A similar idea is the hyperintention, that suggests overexertion, which in itself prevents you from succeeding at anything. One of the most common examples is insomnia: many people, when they cannot sleep, continue to try, following the instructions to the letter of any book. Therefore, trying to fall asleep has the opposite effect; that is, it prevents from falling asleep, so that the cycle is maintained indefinitely (in parallel, and in a incidentally, the way sleeping pills are overused today causes the effect contrary!). Another example would be the way we feel today about being the perfect lover: men feel that it should take longer, women feel compelled not only to have orgasms, but multiple orgasms and so on. successively.
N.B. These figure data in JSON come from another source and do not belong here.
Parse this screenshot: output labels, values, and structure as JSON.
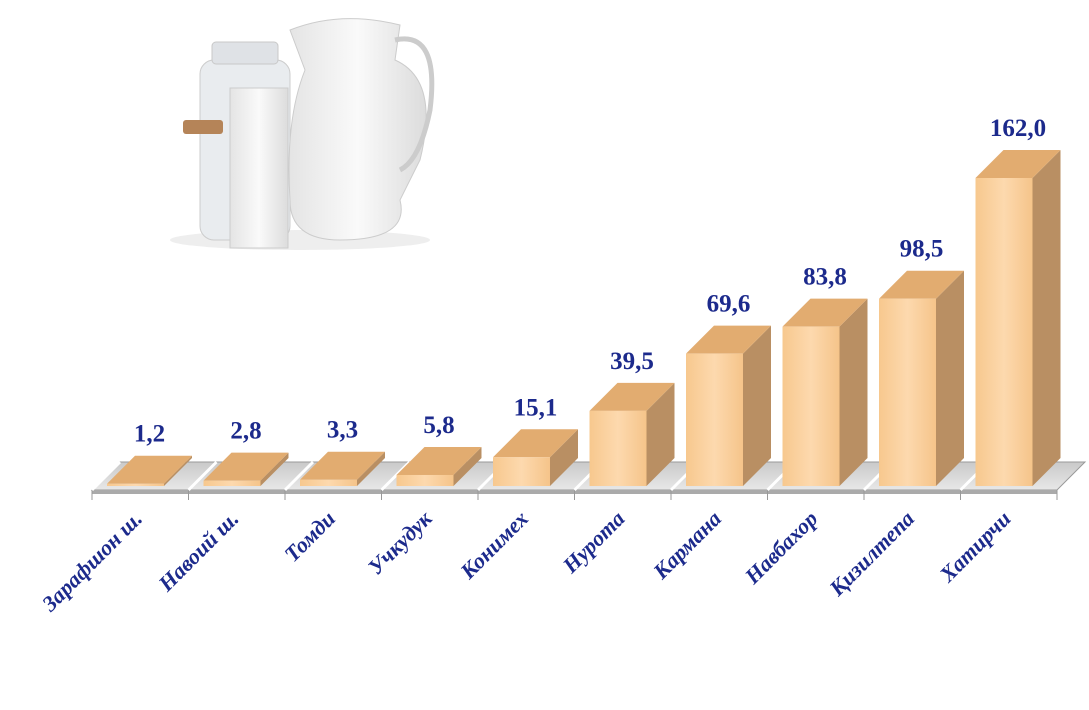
{
  "chart_data": {
    "type": "bar3d",
    "categories": [
      "Зарафшон ш.",
      "Навоий ш.",
      "Томди",
      "Учкудук",
      "Конимех",
      "Нурота",
      "Кармана",
      "Навбахор",
      "Қизилтепа",
      "Хатирчи"
    ],
    "values": [
      1.2,
      2.8,
      3.3,
      5.8,
      15.1,
      39.5,
      69.6,
      83.8,
      98.5,
      162.0
    ],
    "value_labels": [
      "1,2",
      "2,8",
      "3,3",
      "5,8",
      "15,1",
      "39,5",
      "69,6",
      "83,8",
      "98,5",
      "162,0"
    ],
    "color": "#fdd09a"
  }
}
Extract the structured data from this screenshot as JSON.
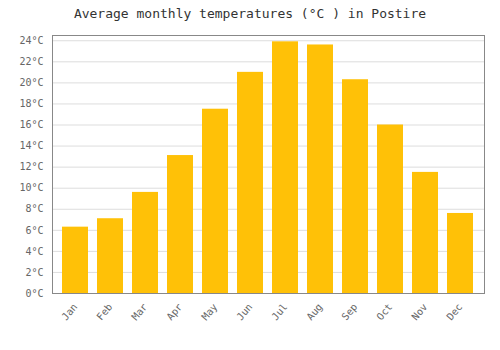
{
  "chart_data": {
    "type": "bar",
    "title": "Average monthly temperatures (°C ) in Postire",
    "categories": [
      "Jan",
      "Feb",
      "Mar",
      "Apr",
      "May",
      "Jun",
      "Jul",
      "Aug",
      "Sep",
      "Oct",
      "Nov",
      "Dec"
    ],
    "values": [
      6.3,
      7.1,
      9.6,
      13.1,
      17.5,
      21.0,
      23.9,
      23.6,
      20.3,
      16.0,
      11.5,
      7.6
    ],
    "color": "#FFC107",
    "ylim": [
      0,
      24.5
    ],
    "yticks": [
      {
        "value": 0,
        "label": "0°C"
      },
      {
        "value": 2,
        "label": "2°C"
      },
      {
        "value": 4,
        "label": "4°C"
      },
      {
        "value": 6,
        "label": "6°C"
      },
      {
        "value": 8,
        "label": "8°C"
      },
      {
        "value": 10,
        "label": "10°C"
      },
      {
        "value": 12,
        "label": "12°C"
      },
      {
        "value": 14,
        "label": "14°C"
      },
      {
        "value": 16,
        "label": "16°C"
      },
      {
        "value": 18,
        "label": "18°C"
      },
      {
        "value": 20,
        "label": "20°C"
      },
      {
        "value": 22,
        "label": "22°C"
      },
      {
        "value": 24,
        "label": "24°C"
      }
    ],
    "grid": true
  }
}
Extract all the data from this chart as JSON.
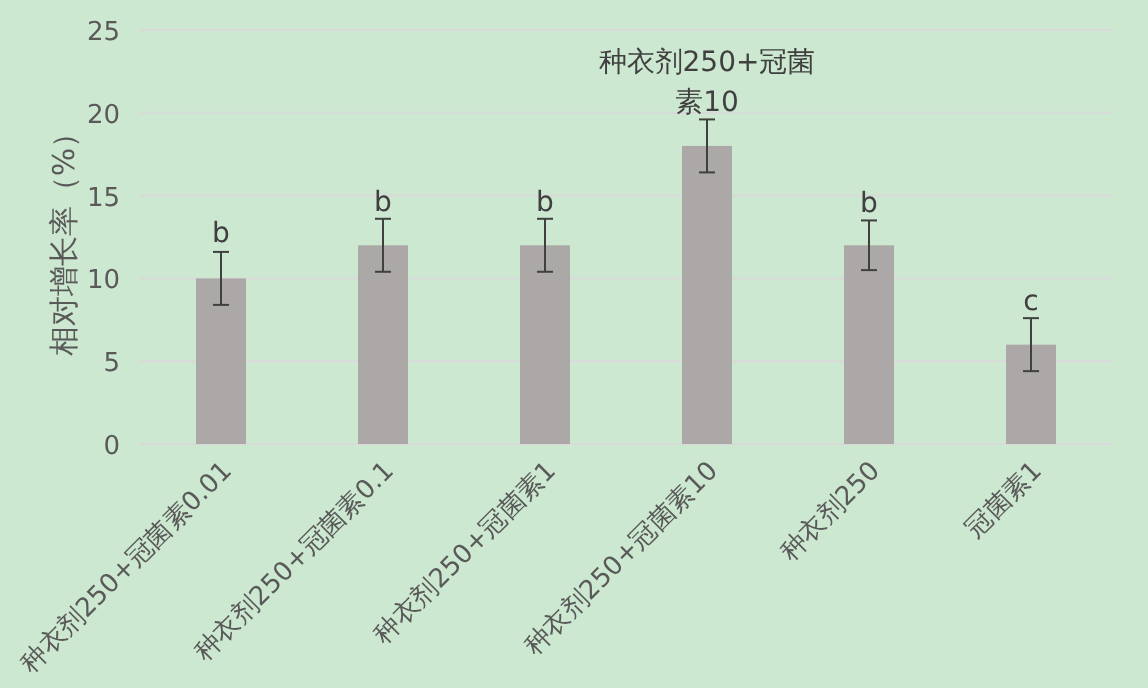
{
  "chart_data": {
    "type": "bar",
    "ylabel": "相对增长率（%）",
    "categories": [
      "种衣剂250+冠菌素0.01",
      "种衣剂250+冠菌素0.1",
      "种衣剂250+冠菌素1",
      "种衣剂250+冠菌素10",
      "种衣剂250",
      "冠菌素1"
    ],
    "values": [
      10,
      12,
      12,
      18,
      12,
      6
    ],
    "errors": [
      1.6,
      1.6,
      1.6,
      1.6,
      1.5,
      1.6
    ],
    "color": "#aca8a8",
    "ylim": [
      0,
      25
    ],
    "yticks": [
      0,
      5,
      10,
      15,
      20,
      25
    ],
    "grid": "y",
    "annotations": [
      {
        "text": "b",
        "x": "种衣剂250+冠菌素0.01",
        "y": 11.7
      },
      {
        "text": "b",
        "x": "种衣剂250+冠菌素0.1",
        "y": 13.6
      },
      {
        "text": "b",
        "x": "种衣剂250+冠菌素1",
        "y": 13.6
      },
      {
        "text": "种衣剂250+冠菌素10",
        "x": "种衣剂250+冠菌素10",
        "y": 19.6
      },
      {
        "text": "b",
        "x": "种衣剂250",
        "y": 13.5
      },
      {
        "text": "c",
        "x": "冠菌素1",
        "y": 7.6
      }
    ]
  }
}
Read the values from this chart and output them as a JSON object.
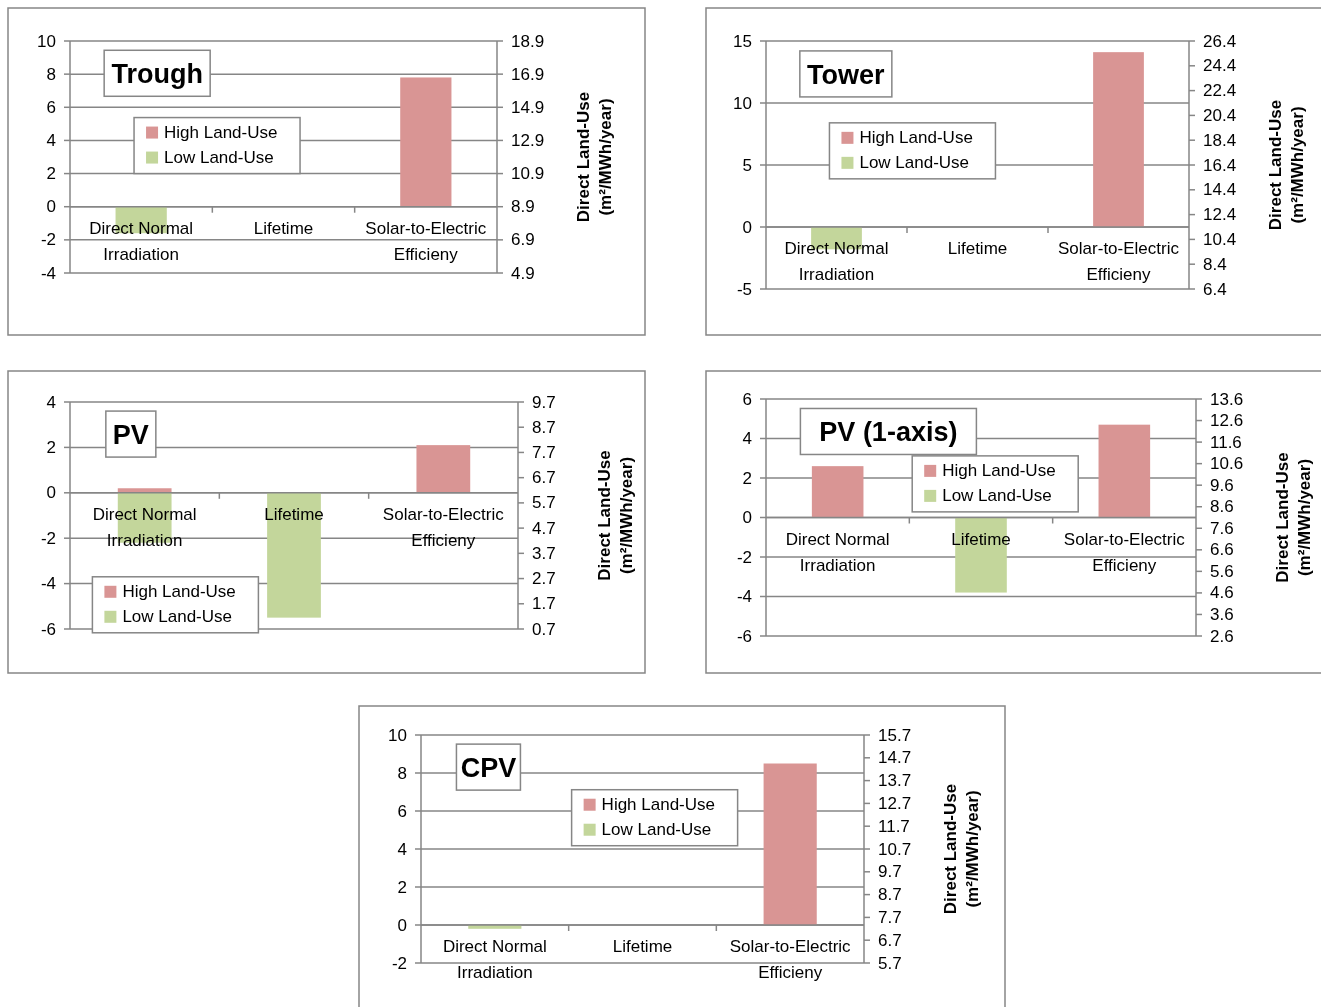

Too much concern in this field will inevitably bring with it the inability to relax and enjoy the experience.
A third variant would be hyperreflection. In this case it is a question of "overthinking". Sometimes we are waiting for something to happen, and it does happen, simply because the occurrence of it is strongly linked to our own beliefs or attitudes; the prophecy of self-completion. Frankl mentions a woman who despite having suffered from bad sexual experiences in her childhood, she developed a strong and healthy personality. When she had the opportunity to approach the world of psychology, she found that literature was she mentioned that such experiences left the person with an inability to enjoy relationships sexual; From here on, the woman began to have these problems!
A part of speech therapy also uses these terms: the paradoxical intention is to desire precisely what we are afraid of. A young man who sweated profusely when in social situations was instructed by Frankl to think about wanting to sweat. Part of his instructions said, "I've only sweated a quarter of the time before, but now I'll do it for at least ten quarters of the time!" Obviously, when she got into it, she couldn't do it. The absurdity of the approach broke his vicious circle.
Another example can be found related to sleep disorders: following Frankl, if you suffer from insomnia, don't spend the night tossing and turning, counting sheep, moving from side to side to fall asleep, Get up! Try to stay awake as long as you can! In time you will find yourself falling like a rock on the bed.
Another technique is reflection. Frankl believes that many problems are rooted in an overemphasis on it. Often times, if you move away from yourself a bit and get closer to others, the problems usually disappear. If, for example, you have difficulties with sex, try to gratify your partner without seeking your own satisfaction; the worries about erections and orgasms disappear and the realities reappear. Or just don't try to please anyone. Many sex therapists maintain that a couple does nothing more than "make out and touch", avoiding orgasm "at all costs." These couples simply last a couple of nights before what they considered a problem is definitely resolved.
In any case, however interesting these techniques may have aroused, Frankl insists that in the end these people's problems are really a matter of their need for meaning. Therefore, although these techniques are a good start to therapy, they are not under any circumstances the goal to be achieved.